We checked the vents and hidden apertures of the house,
then ran out of ideas of where it might be open to the world.
So we couldn’t figure out how the squirrel was getting in.
We each had methods that succeeded in shooing him,
or her, out the door—but none of them lasted. Whether
it was the same squirrel—terrified when in the house, and
persistently so—or various we couldn’t tell because,
tipped off by a glance, he zigzagged from froze-to-vapor,
vanishing, Zorro-like, until signs would tell us he had
revisited the sideboard to dig in the begonia. (Escaping
Newcastle in a search for coal.) We plotted his counter-
escape, laying a path of pecans to a window opening
on the yard. A few days would pass, and, believing him
gone, we felt inexplicably better than when we began.
Then, from another room, the amplified skritch of nutmeg
being grated—and, crash. Bracelets off dresser tops, bud
vases, candy dishes, things houses have that the back yard
doesn’t. You don’t think of squirrels knocking things over,
but inside it was like living with the Ghost and Mrs. Muir.
When we couldn’t trust the quiet or prove his absence,
we cast him as that hapless shade: worry. Our own gray
area, scat-trailing proof of feral anxiety. But after a few
cycles of release-and-catch I grew bored with the idea,
with its untamed projections. Since he dashes up walls,
(yanked, like a pulley), or seeks treasure in a five-inch pot,
daily, why not adopt him as optimism’s travelling rep?

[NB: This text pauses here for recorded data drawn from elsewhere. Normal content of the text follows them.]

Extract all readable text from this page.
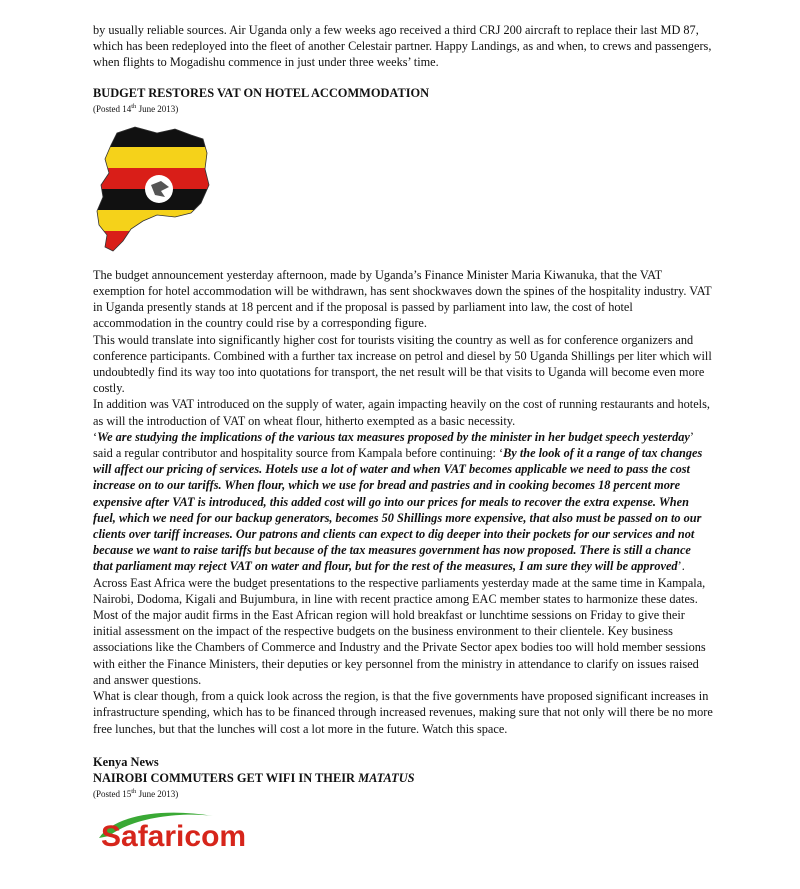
by usually reliable sources. Air Uganda only a few weeks ago received a third CRJ 200 aircraft to replace their last MD 87, which has been redeployed into the fleet of another Celestair partner. Happy Landings, as and when, to crews and passengers, when flights to Mogadishu commence in just under three weeks’ time.

BUDGET RESTORES VAT ON HOTEL ACCOMMODATION

(Posted 14th June 2013)

The budget announcement yesterday afternoon, made by Uganda’s Finance Minister Maria Kiwanuka, that the VAT exemption for hotel accommodation will be withdrawn, has sent shockwaves down the spines of the hospitality industry. VAT in Uganda presently stands at 18 percent and if the proposal is passed by parliament into law, the cost of hotel accommodation in the country could rise by a corresponding figure.

This would translate into significantly higher cost for tourists visiting the country as well as for conference organizers and conference participants. Combined with a further tax increase on petrol and diesel by 50 Uganda Shillings per liter which will undoubtedly find its way too into quotations for transport, the net result will be that visits to Uganda will become even more costly.

In addition was VAT introduced on the supply of water, again impacting heavily on the cost of running restaurants and hotels, as will the introduction of VAT on wheat flour, hitherto exempted as a basic necessity.

‘We are studying the implications of the various tax measures proposed by the minister in her budget speech yesterday’ said a regular contributor and hospitality source from Kampala before continuing: ‘By the look of it a range of tax changes will affect our pricing of services. Hotels use a lot of water and when VAT becomes applicable we need to pass the cost increase on to our tariffs. When flour, which we use for bread and pastries and in cooking becomes 18 percent more expensive after VAT is introduced, this added cost will go into our prices for meals to recover the extra expense. When fuel, which we need for our backup generators, becomes 50 Shillings more expensive, that also must be passed on to our clients over tariff increases. Our patrons and clients can expect to dig deeper into their pockets for our services and not because we want to raise tariffs but because of the tax measures government has now proposed. There is still a chance that parliament may reject VAT on water and flour, but for the rest of the measures, I am sure they will be approved’.

Across East Africa were the budget presentations to the respective parliaments yesterday made at the same time in Kampala, Nairobi, Dodoma, Kigali and Bujumbura, in line with recent practice among EAC member states to harmonize these dates. Most of the major audit firms in the East African region will hold breakfast or lunchtime sessions on Friday to give their initial assessment on the impact of the respective budgets on the business environment to their clientele. Key business associations like the Chambers of Commerce and Industry and the Private Sector apex bodies too will hold member sessions with either the Finance Ministers, their deputies or key personnel from the ministry in attendance to clarify on issues raised and answer questions.

What is clear though, from a quick look across the region, is that the five governments have proposed significant increases in infrastructure spending, which has to be financed through increased revenues, making sure that not only will there be no more free lunches, but that the lunches will cost a lot more in the future. Watch this space.

Kenya News

NAIROBI COMMUTERS GET WIFI IN THEIR MATATUS

(Posted 15th June 2013)

Safaricom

I tried. But the sun comes up, we step toward the stove,
and he shoots out like a cue ball, banks off the kitchen door
—what mayhem is caused by going to make coffee!—
and the day, again, begins with a shriek. We are now in
week three and I accept that, inside, the squirrel is going
to stand for something else. And so is the May rain
and so is the day you took off your coat and the tulips
joined in with the cherry blossoms and the people came out
and the pear-tree petals floated down in polka dots
around the tulips, and even around the cars. We name life
in relation to whatever we step out from when we
open the door, and whatever comes back in on its own.